Fassnacht, N. et al. (2019) International Worm Meeting "Chromatin remodeling mediates repair of DNA damage in C. elegans germ cells."

Peruffo , A., Fassnacht, N., Checchi, P.

[International Worm Meeting, 2019]

Chromatin remodeling proteins are required for multiple aspects of DNA repair. This is particularly important in germ cells, wherein defective repair affects gamete quality. This in turn leads to infertility, miscarriage, and chromosomal disorders. Previously, we discovered a role for the nucleosome remodeling and deacetylase (NuRD) chromatin remodeling complex in the repair of programmed DNA lesions. Loss of the catalytic component of NuRD, known as the Mi2 complex, disrupts repair of meiotic DSBs1. Here we investigated the role of the Mi2 component LET-418 in response to several forms of exogenous DNA damage. We assessed embryonic viability in response to several mutagens including nitrogen mustard and cisplatin, which cause inter- and/or intra-strand crosslinks (ICLs), a byproduct of replication errors. Our data reveal reduced embryonic viability in a let-418 loss-of-function mutant when mitotically dividing germ cells are exposed to these agents. This is consistent with previous findings that Mi2 has a role in the repair of double-stranded breaks, which can be formed from ICLs. We are currently assessing the molecular nature as to how LET-418 responds to ICLs and other types of DNA lesions, such as those caused by hydroxyurea and UVC. Overall, our findings support a role of Mi2 in maintaining genomic stability in multiple contexts. 1Turcotte, C.A., Sloat, S.A., Rigothi, J.A, Rosenkranse, E., Northrup, A., Andrews, N.P., and Checchi, P.M. (2018). Maintenance of genome integrity by Mi2 homologs CHD-3 and LET-418 in Caenorhabditis elegans. Genetics. 208:1-17.

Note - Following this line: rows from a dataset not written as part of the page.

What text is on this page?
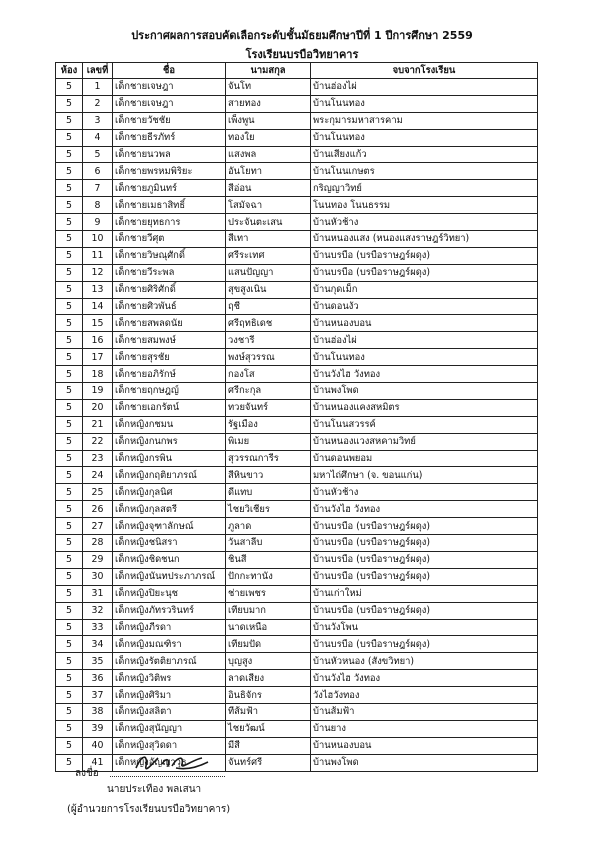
ประกาศผลการสอบคัดเลือกระดับชั้นมัธยมศึกษาปีที่ 1 ปีการศึกษา 2559
โรงเรียนบรบือวิทยาคาร
ห้อง	เลขที่	ชื่อ	นามสกุล	จบจากโรงเรียน
5	1	เด็กชายเจษฎา	จันโท	บ้านฮ่องไผ่
5	2	เด็กชายเจษฎา	สายทอง	บ้านโนนทอง
5	3	เด็กชายวัชชัย	เพ็งพูน	พระกุมารมหาสารคาม
5	4	เด็กชายธีรภัทร์	ทองใย	บ้านโนนทอง
5	5	เด็กชายนวพล	แสงพล	บ้านเสียงแก้ว
5	6	เด็กชายพรหมพิริยะ	อันโยทา	บ้านโนนเกษตร
5	7	เด็กชายภูมินทร์	สีอ่อน	กริญญาวิทย์
5	8	เด็กชายเมธาสิทธิ์	โสมัจฉา	โนนทอง โนนธรรม
5	9	เด็กชายยุทธการ	ประจันตะเสน	บ้านหัวช้าง
5	10	เด็กชายวีศุต	สีเทา	บ้านหนองแสง (หนองแสงราษฎร์วิทยา)
5	11	เด็กชายวิษณุศักดิ์	ศรีระเทศ	บ้านบรบือ (บรบือราษฎร์ผดุง)
5	12	เด็กชายวีระพล	แสนปัญญา	บ้านบรบือ (บรบือราษฎร์ผดุง)
5	13	เด็กชายศิริศักดิ์	สุขสูงเนิน	บ้านกุดเม็ก
5	14	เด็กชายศิวพันธ์	ฤชี	บ้านดอนงัว
5	15	เด็กชายสพลดนัย	ศรีฤทธิเดช	บ้านหนองบอน
5	16	เด็กชายสมพงษ์	วงชารี	บ้านฮ่องไผ่
5	17	เด็กชายสุรชัย	พงษ์สุวรรณ	บ้านโนนทอง
5	18	เด็กชายอภิรักษ์	กองโส	บ้านวังไฮ วังทอง
5	19	เด็กชายฤกษฎญ์	ศรีกะกุล	บ้านพงโพด
5	20	เด็กชายเอกรัตน์	ทวยจันทร์	บ้านหนองแคงสหมิตร
5	21	เด็กหญิงกชมน	รัฐเมือง	บ้านโนนสวรรค์
5	22	เด็กหญิงกนกพร	พิเมย	บ้านหนองแวงสหคามวิทย์
5	23	เด็กหญิงกรพิน	สุวรรณการีร	บ้านดอนพยอม
5	24	เด็กหญิงกฤติยาภรณ์	สีหินขาว	มหาไถ่ศึกษา (จ. ขอนแก่น)
5	25	เด็กหญิงกุลนิศ	ดีแทบ	บ้านหัวช้าง
5	26	เด็กหญิงกุลสตรี	ไชยวิเชียร	บ้านวังไฮ วังทอง
5	27	เด็กหญิงจุฑาลักษณ์	ภูลาด	บ้านบรบือ (บรบือราษฎร์ผดุง)
5	28	เด็กหญิงชนิสรา	วันสาลีบ	บ้านบรบือ (บรบือราษฎร์ผดุง)
5	29	เด็กหญิงชิดชนก	ชินสี	บ้านบรบือ (บรบือราษฎร์ผดุง)
5	30	เด็กหญิงนันทประภาภรณ์	ปักกะทานัง	บ้านบรบือ (บรบือราษฎร์ผดุง)
5	31	เด็กหญิงปิยะนุช	ช่ายเพชร	บ้านเก่าใหม่
5	32	เด็กหญิงภัทรวรินทร์	เทียบมาก	บ้านบรบือ (บรบือราษฎร์ผดุง)
5	33	เด็กหญิงภีรดา	นาดเหนือ	บ้านวังโพน
5	34	เด็กหญิงมณฑิรา	เทียมปัด	บ้านบรบือ (บรบือราษฎร์ผดุง)
5	35	เด็กหญิงรัตติยาภรณ์	บุญสูง	บ้านหัวหนอง (สังขวิทยา)
5	36	เด็กหญิงวิติพร	ลาดเสียง	บ้านวังไฮ วังทอง
5	37	เด็กหญิงศิริมา	อินธิจักร	วังไฮวังทอง
5	38	เด็กหญิงสลิตา	ทีส้มฟ้า	บ้านส้มฟ้า
5	39	เด็กหญิงสุนัญญา	ไชยวัฒน์	บ้านยาง
5	40	เด็กหญิงสุวิดดา	มีสี	บ้านหนองบอน
5	41	เด็กหญิงอัญญาวุธ	จันทร์ศรี	บ้านพงโพด
ลงชื่อ
นายประเทือง พลเสนา
(ผู้อำนวยการโรงเรียนบรบือวิทยาคาร)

Bennett, Heather L et al. (2011) International Worm Meeting "A role for heterochronic genes in regulating C.elegans quiescence."

Corkins, Mark E, Anderson, Edward, Singh, Komudi, Hart, Anne C, Bennett, Heather L

[International Worm Meeting, 2011]

Sleep is an essential biological process that is regulated by circadian rhythms, homeostatic regulation and arousal threshold. The nematode Caenorhabitdis elegans undergoes a sleep-like state called quiescence that accompanies each larval molt (Raizen et al., 2008). Many pathways regulate larval development, including heterochronic genes and the Notch signaling pathway. Heterochronic genes control timing of cell differentiation and molting of larval cuticle. In Drosophila, circadian rhythm proteins cycle to regulate sleep behavior. In C.elegans, circadian rhythm homologs in the heterochronic pathway regulate the fusion of hypodermal seam cells during late development (Jeon et al., 1999, Banerjee et al., 2005). Recently, a temporal role in C. elegans molting was suggested for the Notch signaling pathway. Gain of function alleles of a Notch receptor gene, lin-12, result in precocious cell fate changes (Solomon et al., 2007). We have found that Notch also plays a role in the regulation of quiescence. Increased or decreased Notch signaling results in increased quiescence and altered arousal thresholds during the last larval stage (L4) to adult (A) transition (Singh et al., in press). However, the connection between circadian rhythm homologs, heterochronic genes, and Notch in the regulation of quiescence remains unclear. We are assessing gain and loss of function alleles of heterochronic genes acting in the L4/A transition to determine if they play a role in regulating quiescence. Demonstrating a genetic interaction between heterochronic genes, circadian rhythm proteins, and the Notch signaling pathway will be the first step in delineating mechanisms that coordinate cell fate and behavioral changes during development.